Handsome started to answer, but Leo Henkin waved him down and went on. “Whoever it was, it probably wasn’t an African. Leo Henkin isn’t interested in history.” He flashed his most ingratiating smile and said, “Now, don’t you think you ought to tell your old friend Leo Henkin just what you plan to do with this rare jewel?”
“In a day or two,” Bingo said as nonchalantly as he could. In a few days any number of things could happen, but he didn’t want to think about them now. He searched his mind for a quick quote and said, “A rare jewel deserves a perfect setting.”
“When you’re ready,” Leo Henkin said, beaming. “When you’re ready. Remember, there’s nothing old Leo Henkin can’t do for you.”
There was another little silence. Joyce Grimstead cleared her throat and said, “I keep thinking of April Robin, here in this house—”
“That was a long time ago,” Bingo said. “Long, long before your time.”
“I know,” Joyce Grimstead said. “I never saw her on the screen. But whatever did happen to her? Doesn’t anyone know?”
In that next silence a pale, grayish ghost of April Robin seemed to move lightly through the room. Bingo closed his eyes for a moment.
It was Arthur Schlee who broke the spell. “My dear girl, in those days a lot of things were hushed up. April Robin—”
Arthur Schlee’s sentence was broken by the doorbell, by a light and silvery voice as Handsome opened the door.
“I’m so sorry to be late,” Janesse Budlong said. “I had to stop and change my dress and run a comb through my hair.”
From her appearance as she came into the room, she’d had the comb run through her hair at Westmore’s, and changed her dress at Magnin’s. Bu
t it was a simple hairdo, soft around her face, the mane of magnificently red hair simply knotted at the back and caught with a lime-green ribbon. The dress, of a soft shade of green Bingo couldn’t even try to identify, was so plain, so exquisite and so becoming, that he didn’t want to hazard a guess at its cost. The small fur she carried over her arm had probably cost the lives of an untold number of valuable little animals. She dropped it on the arm of the davenport as though it were an empty popcorn bag.
She looked delicate, she looked gentle, she looked simple and friendly, she looked expensive, she looked, by some magic of pose and smile, like a great actress.
“I don’t believe you know all these people—” Bingo began.
“Oh, but I do!” she said, with an all-embracing smile. “Mr. Schlee, how nice to see you again! Why, I don’t believe I’ve seen you since—some of those papers from my grandmother’s trust fund! I’ve never really thanked you for being so helpful! And Joyce, darling! We were always going to have lunch together and we just never did!” She turned to Bingo and said, “You know, Joyce was always so wonderful to me whenever I was in Mr. Schlee’s office! She was just a little kid, then—” Her smile implied that Joyce Grimstead had been about sixteen then, and couldn’t possibly be much more than twenty-one now.
Janesse turned slightly toward the other corner of the davenport and said, “Mr. Henkin! Oh, please sit down! If you knew—if I could just tell you—what it means meeting you! You have no idea how long I’ve admired you! I’ve always wished I had the nerve to call on you!”

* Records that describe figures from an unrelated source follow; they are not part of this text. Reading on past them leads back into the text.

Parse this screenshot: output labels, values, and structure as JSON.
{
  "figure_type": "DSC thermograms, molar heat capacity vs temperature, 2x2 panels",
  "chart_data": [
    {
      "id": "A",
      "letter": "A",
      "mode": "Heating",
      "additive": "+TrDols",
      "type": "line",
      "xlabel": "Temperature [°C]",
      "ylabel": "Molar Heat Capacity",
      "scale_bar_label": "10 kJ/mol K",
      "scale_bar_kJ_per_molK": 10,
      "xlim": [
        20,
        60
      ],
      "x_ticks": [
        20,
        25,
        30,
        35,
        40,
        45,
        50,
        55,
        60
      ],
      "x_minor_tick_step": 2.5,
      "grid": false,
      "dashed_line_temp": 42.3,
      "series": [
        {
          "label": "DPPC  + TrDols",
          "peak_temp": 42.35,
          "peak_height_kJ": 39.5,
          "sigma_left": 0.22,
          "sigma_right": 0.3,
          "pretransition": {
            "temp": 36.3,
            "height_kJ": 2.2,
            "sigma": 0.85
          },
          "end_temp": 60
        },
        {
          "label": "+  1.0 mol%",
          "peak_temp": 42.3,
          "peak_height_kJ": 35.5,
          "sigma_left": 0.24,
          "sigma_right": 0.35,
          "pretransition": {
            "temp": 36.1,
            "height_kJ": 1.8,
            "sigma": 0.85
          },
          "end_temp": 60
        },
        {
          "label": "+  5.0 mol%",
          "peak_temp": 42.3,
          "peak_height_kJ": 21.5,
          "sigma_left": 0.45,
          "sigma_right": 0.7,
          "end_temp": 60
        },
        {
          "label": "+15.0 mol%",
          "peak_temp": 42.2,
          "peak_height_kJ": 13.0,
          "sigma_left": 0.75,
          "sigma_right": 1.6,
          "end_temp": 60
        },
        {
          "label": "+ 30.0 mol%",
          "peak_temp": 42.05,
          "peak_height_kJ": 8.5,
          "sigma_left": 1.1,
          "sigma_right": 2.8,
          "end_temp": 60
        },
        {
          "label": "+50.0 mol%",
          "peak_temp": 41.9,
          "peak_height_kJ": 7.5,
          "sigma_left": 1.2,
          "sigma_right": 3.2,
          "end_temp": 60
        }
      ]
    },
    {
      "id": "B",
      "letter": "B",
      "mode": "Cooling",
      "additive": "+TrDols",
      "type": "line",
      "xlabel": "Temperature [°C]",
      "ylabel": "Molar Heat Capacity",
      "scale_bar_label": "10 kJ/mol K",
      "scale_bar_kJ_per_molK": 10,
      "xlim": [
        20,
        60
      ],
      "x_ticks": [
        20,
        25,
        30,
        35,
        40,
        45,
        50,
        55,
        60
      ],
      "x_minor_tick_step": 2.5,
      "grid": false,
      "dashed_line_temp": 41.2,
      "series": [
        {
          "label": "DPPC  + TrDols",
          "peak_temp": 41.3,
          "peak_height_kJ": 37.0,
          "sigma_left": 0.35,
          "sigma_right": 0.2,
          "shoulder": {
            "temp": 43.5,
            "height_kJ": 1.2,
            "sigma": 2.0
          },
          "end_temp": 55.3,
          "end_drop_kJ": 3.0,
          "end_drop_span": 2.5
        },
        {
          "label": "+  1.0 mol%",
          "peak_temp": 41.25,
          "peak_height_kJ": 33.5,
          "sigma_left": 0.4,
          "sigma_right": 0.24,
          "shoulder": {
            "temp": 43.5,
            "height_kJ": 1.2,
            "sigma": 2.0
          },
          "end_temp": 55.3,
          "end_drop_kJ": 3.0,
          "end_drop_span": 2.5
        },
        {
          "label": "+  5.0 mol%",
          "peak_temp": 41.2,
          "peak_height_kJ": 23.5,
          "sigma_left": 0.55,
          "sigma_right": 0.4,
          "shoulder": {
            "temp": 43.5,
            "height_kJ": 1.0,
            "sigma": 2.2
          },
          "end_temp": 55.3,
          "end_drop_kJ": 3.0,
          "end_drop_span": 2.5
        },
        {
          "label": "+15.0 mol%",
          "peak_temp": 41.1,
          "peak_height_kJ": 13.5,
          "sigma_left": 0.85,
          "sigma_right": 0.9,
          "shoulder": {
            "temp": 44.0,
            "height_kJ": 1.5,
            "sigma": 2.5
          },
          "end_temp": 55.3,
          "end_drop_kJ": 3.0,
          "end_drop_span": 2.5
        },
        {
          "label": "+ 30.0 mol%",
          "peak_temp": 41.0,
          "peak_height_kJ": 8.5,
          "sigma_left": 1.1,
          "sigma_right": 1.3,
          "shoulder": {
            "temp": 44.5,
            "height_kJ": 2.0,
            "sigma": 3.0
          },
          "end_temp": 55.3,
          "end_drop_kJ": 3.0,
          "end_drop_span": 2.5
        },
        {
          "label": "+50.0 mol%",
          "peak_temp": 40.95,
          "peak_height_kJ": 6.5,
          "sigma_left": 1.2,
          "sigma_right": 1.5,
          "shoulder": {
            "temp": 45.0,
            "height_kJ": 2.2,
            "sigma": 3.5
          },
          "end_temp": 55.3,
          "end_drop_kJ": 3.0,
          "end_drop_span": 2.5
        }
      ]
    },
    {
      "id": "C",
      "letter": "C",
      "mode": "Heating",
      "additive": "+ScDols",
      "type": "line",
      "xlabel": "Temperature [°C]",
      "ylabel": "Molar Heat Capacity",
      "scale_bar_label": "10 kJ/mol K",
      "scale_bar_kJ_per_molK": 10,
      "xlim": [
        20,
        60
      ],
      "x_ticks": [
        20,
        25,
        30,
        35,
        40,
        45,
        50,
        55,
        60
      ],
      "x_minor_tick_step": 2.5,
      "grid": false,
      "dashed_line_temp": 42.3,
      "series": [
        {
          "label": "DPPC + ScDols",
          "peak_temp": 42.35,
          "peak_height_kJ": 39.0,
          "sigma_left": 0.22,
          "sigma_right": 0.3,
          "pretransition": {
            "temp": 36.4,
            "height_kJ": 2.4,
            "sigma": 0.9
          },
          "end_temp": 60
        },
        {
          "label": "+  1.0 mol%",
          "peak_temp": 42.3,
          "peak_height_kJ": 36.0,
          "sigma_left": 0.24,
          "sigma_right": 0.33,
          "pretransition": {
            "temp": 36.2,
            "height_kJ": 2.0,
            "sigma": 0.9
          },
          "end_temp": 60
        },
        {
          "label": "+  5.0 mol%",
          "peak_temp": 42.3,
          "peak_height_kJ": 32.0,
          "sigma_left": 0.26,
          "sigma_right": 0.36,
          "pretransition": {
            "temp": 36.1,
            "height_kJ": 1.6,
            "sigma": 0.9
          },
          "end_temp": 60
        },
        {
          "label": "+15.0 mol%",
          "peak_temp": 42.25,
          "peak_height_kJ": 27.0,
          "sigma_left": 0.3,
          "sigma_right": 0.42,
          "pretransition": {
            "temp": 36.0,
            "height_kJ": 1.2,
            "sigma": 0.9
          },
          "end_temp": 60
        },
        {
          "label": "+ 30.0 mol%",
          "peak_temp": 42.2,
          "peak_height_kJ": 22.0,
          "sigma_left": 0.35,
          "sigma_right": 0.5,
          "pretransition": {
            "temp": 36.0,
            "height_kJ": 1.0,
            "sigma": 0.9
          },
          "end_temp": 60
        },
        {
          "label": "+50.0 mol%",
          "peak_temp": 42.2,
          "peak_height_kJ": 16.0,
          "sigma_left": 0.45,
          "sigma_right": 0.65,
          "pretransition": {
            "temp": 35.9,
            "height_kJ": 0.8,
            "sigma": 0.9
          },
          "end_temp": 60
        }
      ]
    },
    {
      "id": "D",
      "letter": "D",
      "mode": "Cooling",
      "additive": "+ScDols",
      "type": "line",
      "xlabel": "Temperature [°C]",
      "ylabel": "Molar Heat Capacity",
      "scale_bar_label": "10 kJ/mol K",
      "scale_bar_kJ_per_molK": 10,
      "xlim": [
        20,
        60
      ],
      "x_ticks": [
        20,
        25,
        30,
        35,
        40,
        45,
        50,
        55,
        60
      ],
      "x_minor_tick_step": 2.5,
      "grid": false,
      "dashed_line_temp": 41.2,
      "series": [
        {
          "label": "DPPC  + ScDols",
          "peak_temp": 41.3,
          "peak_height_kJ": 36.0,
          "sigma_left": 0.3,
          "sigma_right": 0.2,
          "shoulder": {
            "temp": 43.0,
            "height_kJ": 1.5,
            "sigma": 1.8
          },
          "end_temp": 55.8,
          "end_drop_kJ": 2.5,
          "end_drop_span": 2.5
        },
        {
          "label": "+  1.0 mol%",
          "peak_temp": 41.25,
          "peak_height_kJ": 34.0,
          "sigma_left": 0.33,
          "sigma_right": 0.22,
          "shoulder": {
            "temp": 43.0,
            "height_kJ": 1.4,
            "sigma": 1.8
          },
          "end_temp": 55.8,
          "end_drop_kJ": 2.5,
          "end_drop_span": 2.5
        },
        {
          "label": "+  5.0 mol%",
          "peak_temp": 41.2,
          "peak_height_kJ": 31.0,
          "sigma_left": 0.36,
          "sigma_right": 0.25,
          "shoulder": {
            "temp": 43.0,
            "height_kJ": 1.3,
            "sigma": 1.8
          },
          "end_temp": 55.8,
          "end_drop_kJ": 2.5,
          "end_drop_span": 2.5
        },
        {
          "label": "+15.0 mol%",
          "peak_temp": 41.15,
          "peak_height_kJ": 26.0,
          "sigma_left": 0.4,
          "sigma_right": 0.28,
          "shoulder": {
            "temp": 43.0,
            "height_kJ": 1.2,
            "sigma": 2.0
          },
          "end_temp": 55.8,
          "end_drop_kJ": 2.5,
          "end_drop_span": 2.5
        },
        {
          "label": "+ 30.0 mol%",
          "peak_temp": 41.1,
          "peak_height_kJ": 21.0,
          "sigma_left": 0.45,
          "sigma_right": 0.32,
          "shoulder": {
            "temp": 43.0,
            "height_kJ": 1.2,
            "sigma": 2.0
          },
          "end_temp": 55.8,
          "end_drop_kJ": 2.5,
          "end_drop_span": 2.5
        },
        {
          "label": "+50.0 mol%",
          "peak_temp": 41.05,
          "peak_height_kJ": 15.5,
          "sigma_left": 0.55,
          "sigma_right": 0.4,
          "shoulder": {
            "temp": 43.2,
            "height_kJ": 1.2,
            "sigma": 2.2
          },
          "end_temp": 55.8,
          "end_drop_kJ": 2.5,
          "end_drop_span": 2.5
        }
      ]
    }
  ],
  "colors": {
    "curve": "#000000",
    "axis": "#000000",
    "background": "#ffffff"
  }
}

“I wish you had,” Leo Henkin said. “Old Leo Henkin might not have made a star out of you, but he might have run you for president.”
Arthur Schlee said, “And now if you’ll just glance over these papers—” She sat down between him and Joyce Grimstead, took them and said, “I know if you drew them up, they’re all right,” but she looked at them just the same.
In the moment while she examined them, an echo of Bingo’s dream returned. The shadowy figures who blended into other shadowy figures, and all became the April Robin whose picture he had never seen, whose voice he had never heard, whose face, he felt sure now, he would never see, but whom everyone remembered, and no one would ever, ever forget. Then Janesse Budlong looked up, that sweet, half-tremulous little smile on her face.